Methods: Using pooled data from the 2015–2023 National Survey on Drug Use and Health (NSDUH), the study includes women aged 18 and older who met criteria for AUD (n = 28,729; weighted N = 14,383,241). Variables were grouped into predisposing factors, enabling resources, and health needs, consistent with Andersen’s Model. Confirmatory factor analysis (CFA) tested whether the theoretical model adequately explained treatment enrollment. Structural equation modeling (SEM) and logistic regression were used to compare Andersen’s Model with an empirically derived factor structure and to assess the moderating role of Medicaid.
Results: Findings revealed that, while Andersen’s Model formed distinct latent constructs, model fit was poor. Exploratory factor analysis (EFA) identified a refined two-factor model consisting of facilitators (income, education, government assistance, and physical health status) and barriers (mental health status, AUD severity, disability status, and physical health status), which significantly improved model fit and explained 70.4% of the variance in AUD treatment enrollment. Notable, physical health status loaded onto both constructs, suggesting its dual role as both a barrier and a facilitator. Facilitators were positively associated with treatment enrollment overall (β = 1.37, p < .001), but this effect was significantly weaker for women enrolled in Medicaid (β = -0.84, p = .008). In contrast, while barriers were negatively associated with treatment enrollment in general (β = -8.95, p < .001), this relationship reversed for Medicaid-enrolled women (β = 1.45, p = .034), suggesting that Medicaid may buffer the negative impact of barriers.
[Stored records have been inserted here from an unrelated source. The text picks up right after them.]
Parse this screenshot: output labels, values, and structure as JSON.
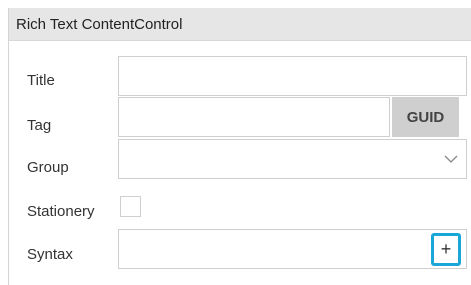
{
  "panel": {
    "title": "Rich Text ContentControl"
  },
  "fields": {
    "title_label": "Title",
    "title_value": "",
    "tag_label": "Tag",
    "tag_value": "",
    "guid_button": "GUID",
    "group_label": "Group",
    "group_value": "",
    "stationery_label": "Stationery",
    "stationery_checked": false,
    "syntax_label": "Syntax",
    "syntax_value": "",
    "add_button": "+"
  },
  "colors": {
    "header_bg": "#e6e6e6",
    "guid_bg": "#cfcfcf",
    "highlight": "#1ba6d8"
  }
}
Discussion: These findings highlight the complexity of treatment access for women with AUD and suggest that Medicaid may play a dual role: dampening the effect of facilitators while simultaneously enabling access for women facing more substantial health-related barriers. Potential explanations include Medicaid's administrative limitations, structural barriers such as transportation, and stigma, particularly among women with intersecting marginalized identities. Additionally, Medicaid’s disability coverage and Section 1115 Demonstration waivers may uniquely support treatment access for women with greater clinical needs. This study creates a more nuanced understanding of treatment access for women with AUD and demonstrates that, while Andersen’s Model offers a useful foundation, empirical refinements reveal more accurate and actionable insights, particularly regarding the complex and sometimes contradictory role of Medicaid in enabling care. Findings underscore the importance of policies that address structural barriers and support women with greater needs.